Differential Treatment of Freedom of Information Act (FOIA) Requests

By David North on May 15, 2013

Some Freedom of Information Act (FOIA) requests, to borrow from George Orwell, are more equal than others.

If you are ProPublica and want to know about conservative groups seeking tax-exempt status from the Internal Revenue Service, the Treasury Department sends you floods of documents on 31 "social welfare" entities — within 13 days. (See this ProPublica account of their FOIA request.)

If you are the Center for Immigration Studies, on the other hand, and want basic approval-denial statistics about immigration benefits from U.S. Citizenship and Immigration Services (USCIS) the response is quite different. After more than 13 months — not 13 days — we got three-quarters of a page of data, which only fulfilled a small part of our request.

We could not tell whether the response was simply an incompetent one or a deliberate attempt to confuse the issue. We certainly know that we did not get the floods of apparently interesting documents that were sent to ProPublica. See this earlier blog on the CIS/FOIA experience.

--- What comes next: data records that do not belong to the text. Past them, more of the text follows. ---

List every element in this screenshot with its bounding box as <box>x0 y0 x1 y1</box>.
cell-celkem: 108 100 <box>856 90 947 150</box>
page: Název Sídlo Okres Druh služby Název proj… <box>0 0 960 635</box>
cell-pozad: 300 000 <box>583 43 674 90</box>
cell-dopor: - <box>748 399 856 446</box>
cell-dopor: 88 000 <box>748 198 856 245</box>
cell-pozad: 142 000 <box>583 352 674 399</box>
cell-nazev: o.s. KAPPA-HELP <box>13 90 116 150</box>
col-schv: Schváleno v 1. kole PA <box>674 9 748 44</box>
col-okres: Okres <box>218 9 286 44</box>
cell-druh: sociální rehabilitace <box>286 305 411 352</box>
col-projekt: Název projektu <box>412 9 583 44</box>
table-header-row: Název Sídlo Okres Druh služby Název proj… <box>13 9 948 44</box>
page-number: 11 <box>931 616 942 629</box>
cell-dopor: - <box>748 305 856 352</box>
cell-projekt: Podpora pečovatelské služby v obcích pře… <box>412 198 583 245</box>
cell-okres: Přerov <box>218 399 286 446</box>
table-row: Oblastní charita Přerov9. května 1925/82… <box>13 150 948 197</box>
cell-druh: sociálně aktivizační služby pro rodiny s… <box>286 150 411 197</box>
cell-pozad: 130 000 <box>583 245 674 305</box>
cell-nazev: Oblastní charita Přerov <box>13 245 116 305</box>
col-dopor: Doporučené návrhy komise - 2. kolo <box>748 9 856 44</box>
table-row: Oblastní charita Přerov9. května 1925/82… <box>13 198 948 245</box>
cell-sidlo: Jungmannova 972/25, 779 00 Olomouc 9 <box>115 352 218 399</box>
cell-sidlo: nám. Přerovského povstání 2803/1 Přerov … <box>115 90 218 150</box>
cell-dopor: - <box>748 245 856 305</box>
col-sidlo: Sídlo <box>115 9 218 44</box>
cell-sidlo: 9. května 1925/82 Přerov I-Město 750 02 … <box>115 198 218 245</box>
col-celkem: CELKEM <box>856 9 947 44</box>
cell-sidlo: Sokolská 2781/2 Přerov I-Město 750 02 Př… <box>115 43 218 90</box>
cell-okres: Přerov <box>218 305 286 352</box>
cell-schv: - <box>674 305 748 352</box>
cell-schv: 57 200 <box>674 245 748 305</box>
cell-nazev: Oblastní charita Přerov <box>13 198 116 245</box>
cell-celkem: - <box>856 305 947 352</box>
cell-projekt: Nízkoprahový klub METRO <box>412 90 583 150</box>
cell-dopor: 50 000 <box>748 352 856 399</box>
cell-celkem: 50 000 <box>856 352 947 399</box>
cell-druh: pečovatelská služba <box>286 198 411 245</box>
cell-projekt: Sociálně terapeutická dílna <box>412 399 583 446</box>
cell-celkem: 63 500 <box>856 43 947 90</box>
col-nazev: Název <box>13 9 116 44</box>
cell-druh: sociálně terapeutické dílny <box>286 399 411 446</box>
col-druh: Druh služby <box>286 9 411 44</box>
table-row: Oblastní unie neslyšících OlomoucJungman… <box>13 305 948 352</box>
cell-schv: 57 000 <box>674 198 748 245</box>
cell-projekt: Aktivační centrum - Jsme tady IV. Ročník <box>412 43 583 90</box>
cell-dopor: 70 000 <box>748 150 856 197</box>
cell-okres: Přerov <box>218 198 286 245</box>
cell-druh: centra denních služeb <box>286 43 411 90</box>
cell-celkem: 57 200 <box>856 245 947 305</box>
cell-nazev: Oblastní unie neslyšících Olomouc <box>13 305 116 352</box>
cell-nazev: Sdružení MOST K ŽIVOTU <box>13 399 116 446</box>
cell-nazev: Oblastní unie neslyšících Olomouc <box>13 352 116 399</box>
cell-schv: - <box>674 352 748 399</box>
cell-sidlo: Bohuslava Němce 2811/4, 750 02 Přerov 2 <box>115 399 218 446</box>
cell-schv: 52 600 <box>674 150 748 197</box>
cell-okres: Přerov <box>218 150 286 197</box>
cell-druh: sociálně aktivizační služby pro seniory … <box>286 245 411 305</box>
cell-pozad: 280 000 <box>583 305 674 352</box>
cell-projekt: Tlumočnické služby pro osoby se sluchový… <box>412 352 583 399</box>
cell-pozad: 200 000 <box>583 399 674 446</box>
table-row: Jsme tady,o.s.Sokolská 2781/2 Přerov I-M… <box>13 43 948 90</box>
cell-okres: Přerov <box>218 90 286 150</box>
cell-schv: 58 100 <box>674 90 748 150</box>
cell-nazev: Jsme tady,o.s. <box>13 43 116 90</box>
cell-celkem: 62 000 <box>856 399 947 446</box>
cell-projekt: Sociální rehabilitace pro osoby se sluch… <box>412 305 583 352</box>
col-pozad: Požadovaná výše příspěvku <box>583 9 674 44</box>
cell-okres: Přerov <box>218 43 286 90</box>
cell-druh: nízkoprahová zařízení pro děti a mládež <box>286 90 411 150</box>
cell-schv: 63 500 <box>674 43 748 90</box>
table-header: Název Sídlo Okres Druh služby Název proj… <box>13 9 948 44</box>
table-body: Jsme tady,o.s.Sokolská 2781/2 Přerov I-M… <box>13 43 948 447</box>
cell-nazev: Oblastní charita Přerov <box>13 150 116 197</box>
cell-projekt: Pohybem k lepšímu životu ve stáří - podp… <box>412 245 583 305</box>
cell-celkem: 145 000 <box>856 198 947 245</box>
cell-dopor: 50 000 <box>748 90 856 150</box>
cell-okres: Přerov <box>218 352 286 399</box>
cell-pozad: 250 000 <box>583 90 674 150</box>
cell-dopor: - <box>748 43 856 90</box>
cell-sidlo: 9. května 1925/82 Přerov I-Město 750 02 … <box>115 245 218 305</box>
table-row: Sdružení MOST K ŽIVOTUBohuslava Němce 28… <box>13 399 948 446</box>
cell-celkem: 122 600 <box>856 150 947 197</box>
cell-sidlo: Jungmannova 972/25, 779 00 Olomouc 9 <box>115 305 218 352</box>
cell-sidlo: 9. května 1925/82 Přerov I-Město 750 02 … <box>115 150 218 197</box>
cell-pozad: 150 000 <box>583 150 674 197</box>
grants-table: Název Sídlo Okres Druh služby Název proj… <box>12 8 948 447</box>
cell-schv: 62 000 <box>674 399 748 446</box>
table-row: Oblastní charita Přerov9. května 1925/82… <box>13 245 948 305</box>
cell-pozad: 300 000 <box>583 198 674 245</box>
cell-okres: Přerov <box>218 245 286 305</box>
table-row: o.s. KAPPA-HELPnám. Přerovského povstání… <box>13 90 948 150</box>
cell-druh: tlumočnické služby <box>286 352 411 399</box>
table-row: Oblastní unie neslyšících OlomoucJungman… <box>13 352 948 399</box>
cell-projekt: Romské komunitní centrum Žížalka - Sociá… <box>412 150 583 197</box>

Perhaps providing information on the tax status of conservative groups stirs different juices within the administration than a request for data on the almost-always-say-yes-to-migrants decision-making process of USCIS.

Perhaps ProPublica, a non-profit investigative-reporting organization, with funding from the Ford Foundation, George Soros, and others, is regarded more fondly by this administration than CIS.

Whatever the reason, the responses were quite different.